Batemans sails through the winds of change
By Phil Mellows
Lincolnshire spread languidly under a big, dirty, dishcloth-grey sky that morning, the horizon punctuated only by the occasional copse and church spire until the town of Wainfleet All Saints rises up from the flatness.
At the end of the high street, the old windmill at the heart of Batemans Brewery, and the hub of the firm’s 150th birthday party, is a grand landmark in these parts despite losing its sails many decades ago.
They came from across the country to celebrate not simply this impressive anniversary but, it seemed, all the UK’s family brewers. Even the sun made an appearance in the afternoon.
Fifteen of Batemans’ peers were represented, from the 326-year-old Shepherd Neame to the relatively youthful Charles Wells, now known as Wells & Co, a mere 148. Between them all, 2,800 years of brewing, as joint managing director Stuart Bateman noted in his speech.
Not included in his list was Titanic Brewery, founded in 1985 by brothers Keith and Dave Bott, but Keith was a guest speaker (alongside athlete Kriss Akabusi), perhaps a nod to a younger generation and certainly a reflection of a great spirit of collaboration in British brewing.
There aren’t many industries in which rivals get together to wholeheartedly toast each other’s success.
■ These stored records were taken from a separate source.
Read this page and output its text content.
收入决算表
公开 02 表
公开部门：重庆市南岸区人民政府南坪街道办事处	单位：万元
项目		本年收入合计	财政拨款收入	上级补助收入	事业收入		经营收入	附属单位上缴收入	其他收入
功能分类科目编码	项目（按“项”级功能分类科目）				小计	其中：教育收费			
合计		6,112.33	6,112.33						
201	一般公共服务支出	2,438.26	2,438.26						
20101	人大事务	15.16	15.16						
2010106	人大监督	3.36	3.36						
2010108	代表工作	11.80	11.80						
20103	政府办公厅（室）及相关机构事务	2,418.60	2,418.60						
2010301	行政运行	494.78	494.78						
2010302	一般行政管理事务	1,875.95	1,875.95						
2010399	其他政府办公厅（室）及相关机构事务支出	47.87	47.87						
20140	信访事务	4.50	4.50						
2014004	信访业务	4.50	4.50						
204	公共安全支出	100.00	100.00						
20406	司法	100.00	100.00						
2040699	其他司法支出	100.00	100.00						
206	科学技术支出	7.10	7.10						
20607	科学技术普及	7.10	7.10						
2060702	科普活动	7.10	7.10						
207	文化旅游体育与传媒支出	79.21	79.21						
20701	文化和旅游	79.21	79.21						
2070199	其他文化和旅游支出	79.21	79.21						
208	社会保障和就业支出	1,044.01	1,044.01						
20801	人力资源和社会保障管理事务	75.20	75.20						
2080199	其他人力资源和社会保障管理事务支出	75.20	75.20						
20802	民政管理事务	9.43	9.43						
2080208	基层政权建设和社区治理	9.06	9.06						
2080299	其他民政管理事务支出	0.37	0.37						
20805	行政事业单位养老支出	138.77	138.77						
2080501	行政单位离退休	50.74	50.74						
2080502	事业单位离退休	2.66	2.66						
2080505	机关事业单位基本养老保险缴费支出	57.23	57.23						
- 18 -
And mutual support doesn’t stop there. It’s a tradition that the sons and daughters of brewing families work at other breweries before bringing that experience home. So the emergent fifth generation of brewers at Batemans, Stuart’s sons Harri and Ed, have respectively trained at Laine, Marstons and Castle Rock, and JW Lees and Robinsons.
Of course, these friendly relations are helped by the fact there’s little overlap in the geographies covered by most of the companies, but there’s also a deep sense of camaraderie, of the need to help each other out in moments of adversity.
There have been casualties among the family brewers, and others have been forced to adapt to modern circumstances, often in drastic fashion. Everards, Thwaites, Hydes and Wells are among those that have, for instance, abandoned their unwieldy old breweries to focus more efficient, stripped back, production on a new site.
But their resilience as a group has surprised many industry pundits, squeezed as the sector is between global brewing and the nimbleness of the micros, and they make a crucial contribution to the distinct character of the British brewing scene, most notably keeping alive a rich variety of cask beers – and quite a lot of heritage pubs, too.
Batemans itself was almost lost in the mid-1980s, and when it came through intact, minus a slice of its pub estate, after a three-year battle, it was something for the whole industry to celebrate. Since then, Stuart and his sister Jaclyn have steered a course combining change and continuity to build a strong business, which now includes a visitor centre and bar hosting tours and events in the atmospheric windmill where the old brick walls curve around you comfortingly.
Wainfleet isn’t the easiest place to get to, though there are slow trains out of Skegness and Nottingham, but when you arrive you feel you’ve found a beer destination that’s a bit special. A place that hard capitalist logic suggests shouldn’t still be here at all.